Cahier critique 03/10/2018

"Rendez-vous à Stella-Plage" de Shalimar Preuss

Du documentaire à la fiction, parfois il n’y a qu’un (coup de) fil.

C’est un faux numéro qui a tout déclenché, le téléphone sonnant trois fois au cœur de la nuit et la voix à l’autre bout demandant quelqu’un qu’il n’était pas. Bien plus tard, lorsqu’il pourrait réfléchir à ce qui lui était arrivé, il en conclurait que rien n’est réel sauf le hasard.” (Paul Auster, Cité de verre)

Une cabine téléphonique sonne en bord de mer. Une jeune fille, intriguée, délaisse ses amis pour décrocher le combiné ; une femme pense parler à sa fille. C’est d’abord, pour l’adolescente, une farce. Et c’est peu à peu, tandis que tombe la nuit, un rôle qu’elle endosse réellement, voix réconfortante pour cette femme dont on comprend qu’elle n’a plus de nouvelles de sa fille depuis longtemps.

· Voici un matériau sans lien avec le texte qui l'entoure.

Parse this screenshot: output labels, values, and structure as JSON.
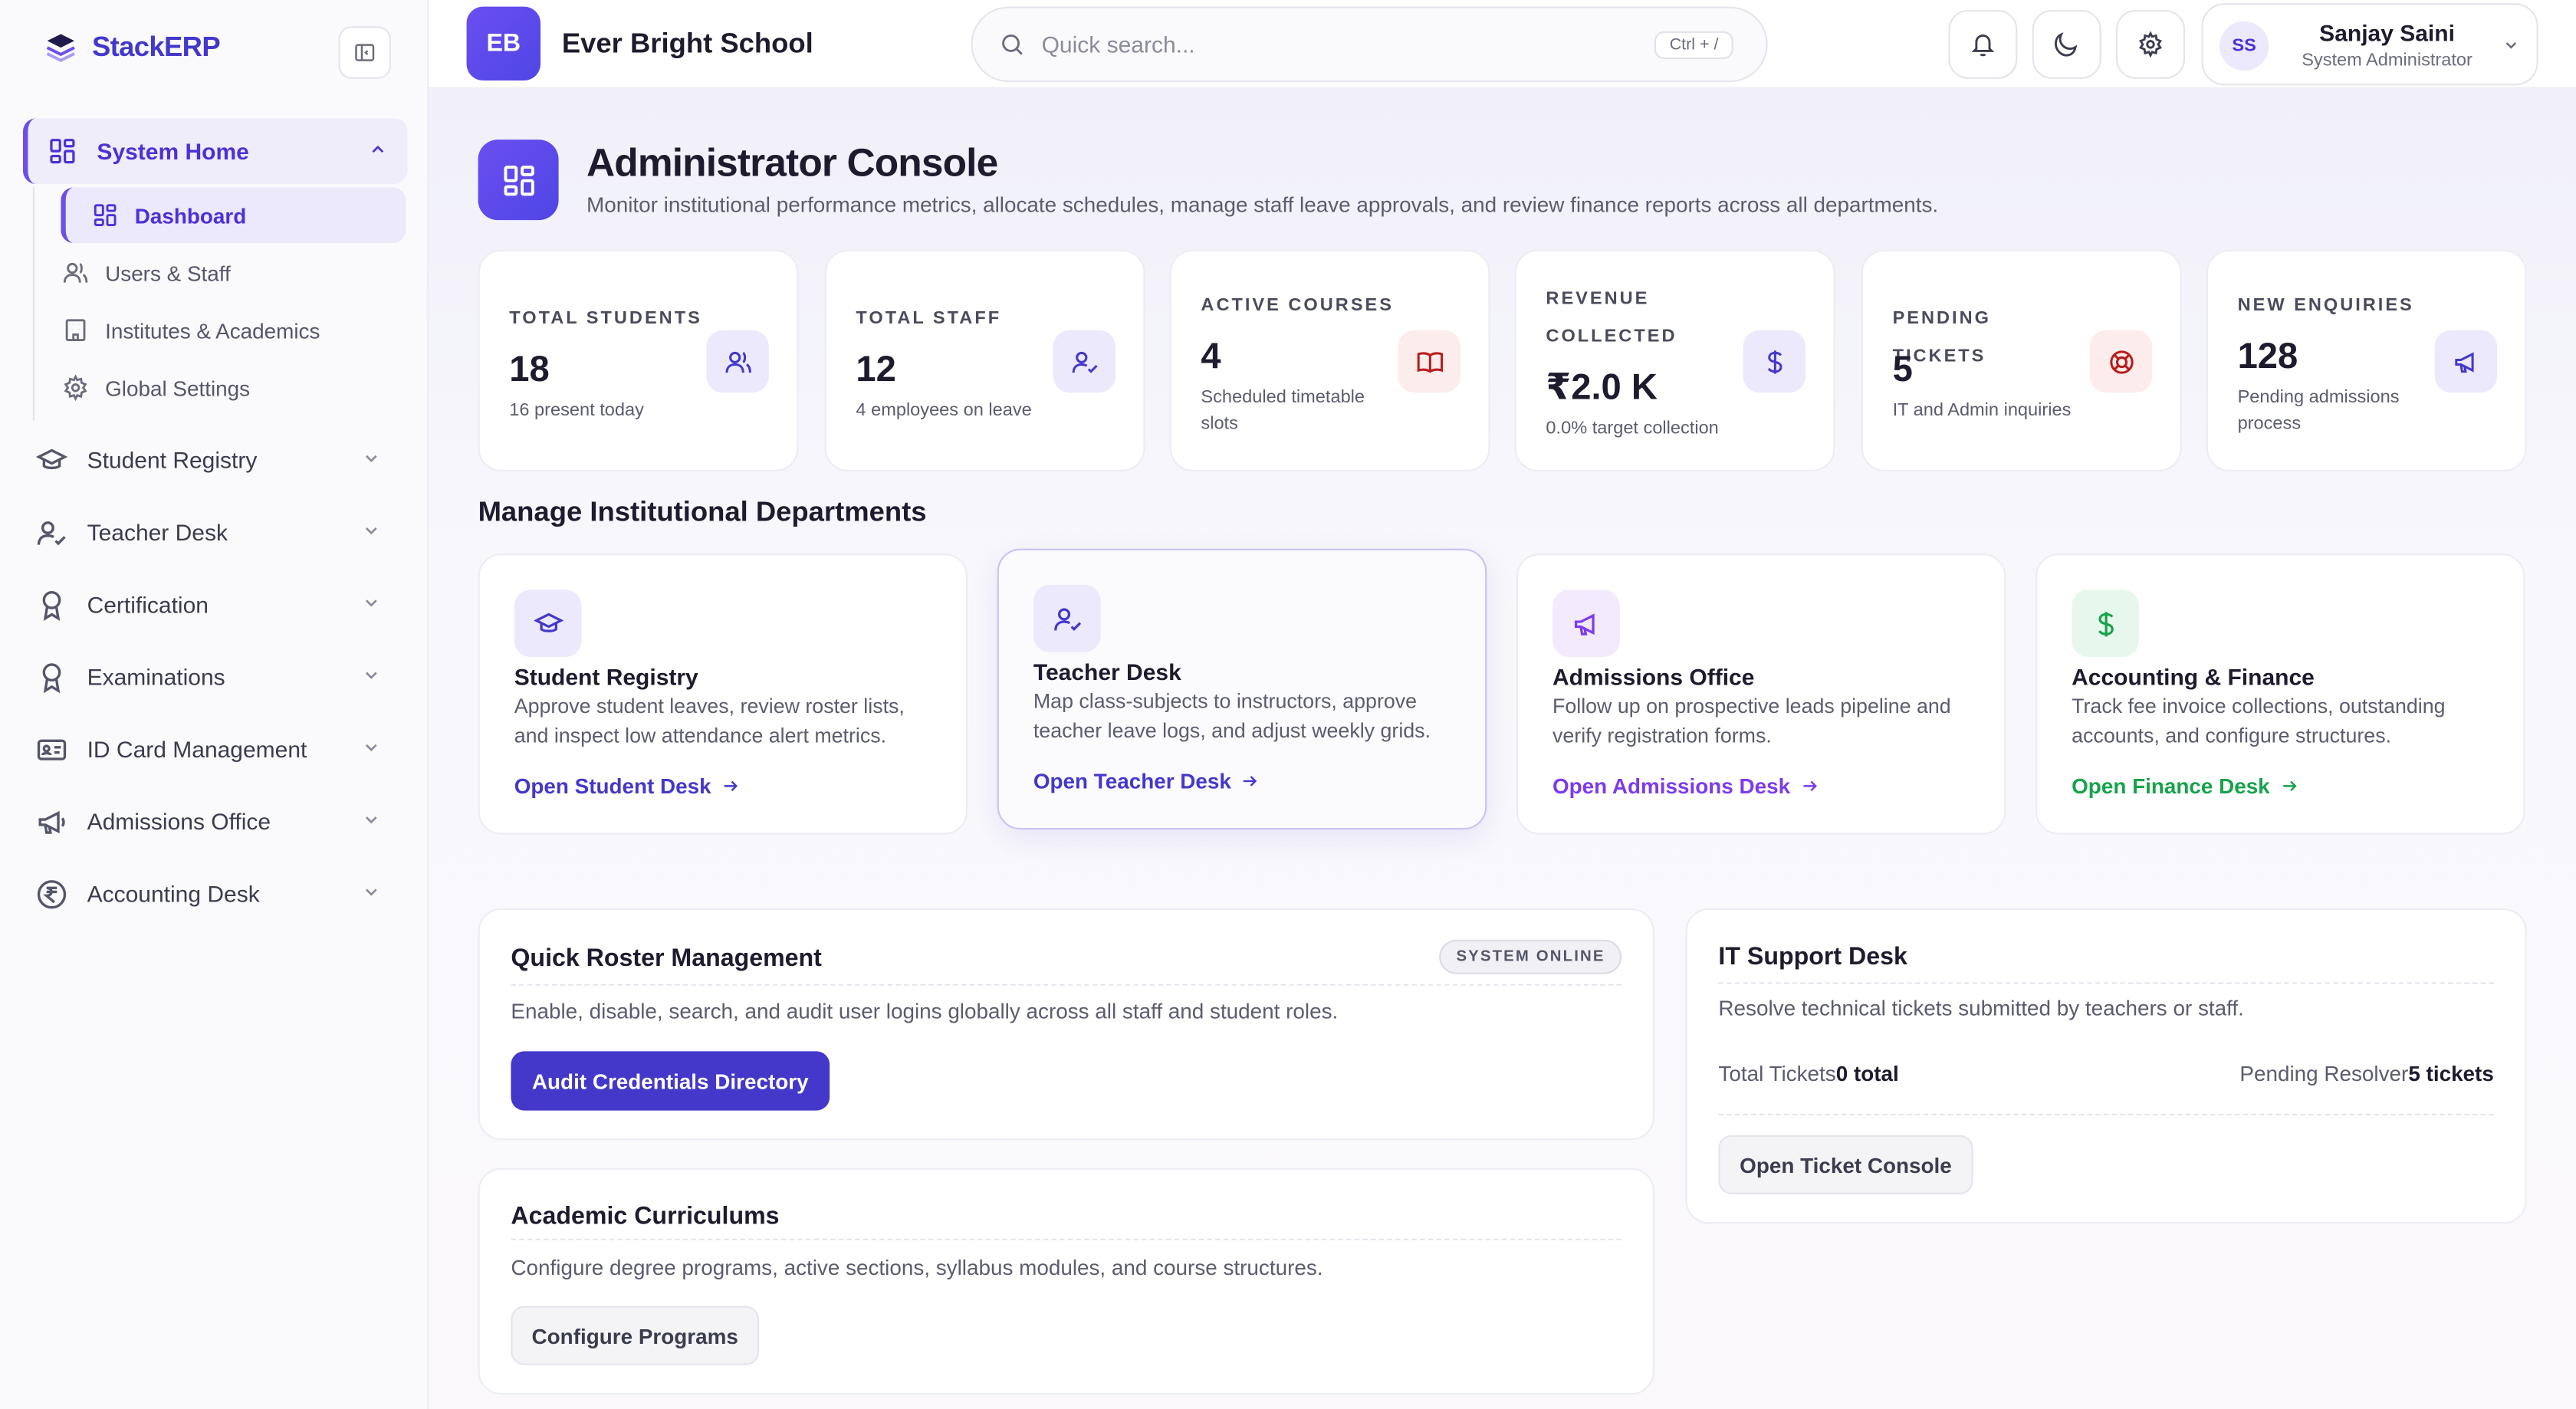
{
  "brand": {
    "name": "StackERP"
  },
  "sidebar": {
    "group_open": {
      "label": "System Home"
    },
    "sub_items": [
      {
        "label": "Dashboard",
        "icon": "dashboard-icon"
      },
      {
        "label": "Users & Staff",
        "icon": "users-icon"
      },
      {
        "label": "Institutes & Academics",
        "icon": "building-icon"
      },
      {
        "label": "Global Settings",
        "icon": "gear-icon"
      }
    ],
    "items": [
      {
        "label": "Student Registry",
        "icon": "graduation-cap-icon"
      },
      {
        "label": "Teacher Desk",
        "icon": "user-check-icon"
      },
      {
        "label": "Certification",
        "icon": "award-icon"
      },
      {
        "label": "Examinations",
        "icon": "award-icon"
      },
      {
        "label": "ID Card Management",
        "icon": "id-card-icon"
      },
      {
        "label": "Admissions Office",
        "icon": "megaphone-icon"
      },
      {
        "label": "Accounting Desk",
        "icon": "rupee-icon"
      }
    ]
  },
  "header": {
    "school_initials": "EB",
    "school_name": "Ever Bright School",
    "search_placeholder": "Quick search...",
    "search_shortcut": "Ctrl + /",
    "user": {
      "initials": "SS",
      "name": "Sanjay Saini",
      "role": "System Administrator"
    }
  },
  "console": {
    "title": "Administrator Console",
    "subtitle": "Monitor institutional performance metrics, allocate schedules, manage staff leave approvals, and review finance reports across all departments."
  },
  "stats": [
    {
      "label": "TOTAL STUDENTS",
      "value": "18",
      "note": "16 present today",
      "icon": "users-icon"
    },
    {
      "label": "TOTAL STAFF",
      "value": "12",
      "note": "4 employees on leave",
      "icon": "user-check-icon"
    },
    {
      "label": "ACTIVE COURSES",
      "value": "4",
      "note": "Scheduled timetable slots",
      "icon": "book-icon"
    },
    {
      "label": "REVENUE COLLECTED",
      "value": "₹2.0 K",
      "note": "0.0% target collection",
      "icon": "dollar-icon"
    },
    {
      "label": "PENDING TICKETS",
      "value": "5",
      "note": "IT and Admin inquiries",
      "icon": "lifebuoy-icon"
    },
    {
      "label": "NEW ENQUIRIES",
      "value": "128",
      "note": "Pending admissions process",
      "icon": "megaphone-icon"
    }
  ],
  "departments_title": "Manage Institutional Departments",
  "departments": [
    {
      "title": "Student Registry",
      "desc": "Approve student leaves, review roster lists, and inspect low attendance alert metrics.",
      "link": "Open Student Desk",
      "icon": "graduation-cap-icon",
      "color": "#4338ca"
    },
    {
      "title": "Teacher Desk",
      "desc": "Map class-subjects to instructors, approve teacher leave logs, and adjust weekly grids.",
      "link": "Open Teacher Desk",
      "icon": "user-check-icon",
      "color": "#4338ca"
    },
    {
      "title": "Admissions Office",
      "desc": "Follow up on prospective leads pipeline and verify registration forms.",
      "link": "Open Admissions Desk",
      "icon": "megaphone-icon",
      "color": "#7c3aed"
    },
    {
      "title": "Accounting & Finance",
      "desc": "Track fee invoice collections, outstanding accounts, and configure structures.",
      "link": "Open Finance Desk",
      "icon": "dollar-icon",
      "color": "#16a34a"
    }
  ],
  "roster": {
    "title": "Quick Roster Management",
    "badge": "SYSTEM ONLINE",
    "desc": "Enable, disable, search, and audit user logins globally across all staff and student roles.",
    "button": "Audit Credentials Directory"
  },
  "curriculums": {
    "title": "Academic Curriculums",
    "desc": "Configure degree programs, active sections, syllabus modules, and course structures.",
    "button": "Configure Programs"
  },
  "support": {
    "title": "IT Support Desk",
    "desc": "Resolve technical tickets submitted by teachers or staff.",
    "total_label": "Total Tickets",
    "total_value": "0 total",
    "pending_label": "Pending Resolver",
    "pending_value": "5 tickets",
    "button": "Open Ticket Console"
  }
}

Il y a, pour nous, un indice supplémentaire dont ne disposent ni la mère ni son interlocutrice et qui nimbe cette conversation d’un halo mélancolique : Sandrine, l’absente, est peut-être à la rue. Sans doute même est-ce pire car le film ne peut débuter, comme il le fait – sur une longue et belle séquence documentaire suivant les funérailles d’un SDF – inopportunément… La beauté du film tient ainsi à sa manière d’effleurer le sens sans le livrer explicitement. On ne sait ce qu’il en est du rapport de cette mère avec sa fille et l’on n’en sait pas plus de la jeune fille qui décroche : pourquoi, surtout, les mots anonymes résonnent-ils si fort qu’elle se sente si concernée ? On ne connaîtra d’elles rien de plus que cette conversation dont les détails sont parfois brouillés par le bruit du vent, des motos, par les voix des copains qui s’impatientent.

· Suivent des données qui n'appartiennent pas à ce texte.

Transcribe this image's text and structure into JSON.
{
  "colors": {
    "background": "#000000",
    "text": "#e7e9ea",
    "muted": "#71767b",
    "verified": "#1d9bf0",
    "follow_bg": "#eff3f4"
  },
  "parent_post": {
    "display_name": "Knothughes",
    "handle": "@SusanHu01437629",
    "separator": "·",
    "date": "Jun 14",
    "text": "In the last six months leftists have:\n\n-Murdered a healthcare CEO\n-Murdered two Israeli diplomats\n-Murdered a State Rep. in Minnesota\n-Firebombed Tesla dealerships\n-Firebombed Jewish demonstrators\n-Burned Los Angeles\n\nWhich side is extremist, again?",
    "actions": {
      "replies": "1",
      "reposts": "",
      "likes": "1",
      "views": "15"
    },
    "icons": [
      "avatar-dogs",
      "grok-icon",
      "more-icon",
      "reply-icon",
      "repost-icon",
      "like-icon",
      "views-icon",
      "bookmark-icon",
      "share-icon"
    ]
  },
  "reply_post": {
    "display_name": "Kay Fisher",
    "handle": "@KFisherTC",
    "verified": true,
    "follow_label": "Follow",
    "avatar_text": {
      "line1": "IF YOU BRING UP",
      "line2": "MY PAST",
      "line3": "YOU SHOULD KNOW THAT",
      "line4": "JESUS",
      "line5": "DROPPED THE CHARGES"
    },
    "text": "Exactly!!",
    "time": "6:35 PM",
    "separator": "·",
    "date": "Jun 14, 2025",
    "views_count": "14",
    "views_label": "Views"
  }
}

Le dispositif minimal ouvre sur plusieurs fictions potentielles qu’il appartient au spectateur – et à lui seul – de charger de ses propres affects. Dans cette cabine devenant la scène d’un dialogue dont les autres sont exclus (voir comme les amis, l’amoureux, tournant autour, en sont tenus à l’écart, isolés par la paroi), le gros plan sur le visage changeant de la jeune comédienne (Anna Lien – tout un programme, déjà, que ce nom) se regarde comme l’écran sur lequel sont projetées deux histoires qui nous sont tues (la sienne, celle de son interlocutrice).

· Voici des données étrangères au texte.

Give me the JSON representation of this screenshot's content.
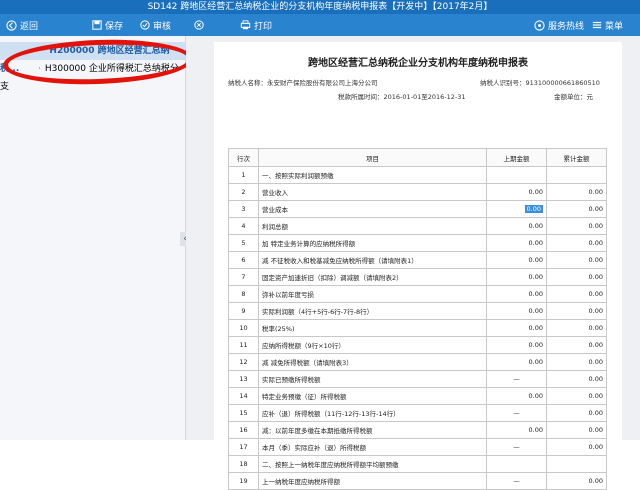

Loin de tout questionnement moral (du genre “a-t-elle le droit de faire ça?”), cet instant de grâce s’appréhende comme une pause pour l’une, un délai pour l’autre. C’est en se faisant passer pour une inconnue, en s’affranchissant du regard de ses proches, que la jeune fille devient elle-même (à savoir, alors, une sainte compatissante). Et c’est en cédant à l’imposture que la mère se réconcilie avec sa fille.

Rien n’est réel sauf le hasard”, écrivait Paul Auster…

Stéphane Kahn

Réalisation et scénario : Shalimar Preuss. Image : Elin Kirschfink. Montage : Antoine Scannapiego. Son : Olivier Touche et François Thery. Interprétation : Anna Lien, Jonathan Heckel et Laure Duthilleul. Production : Ecce Films.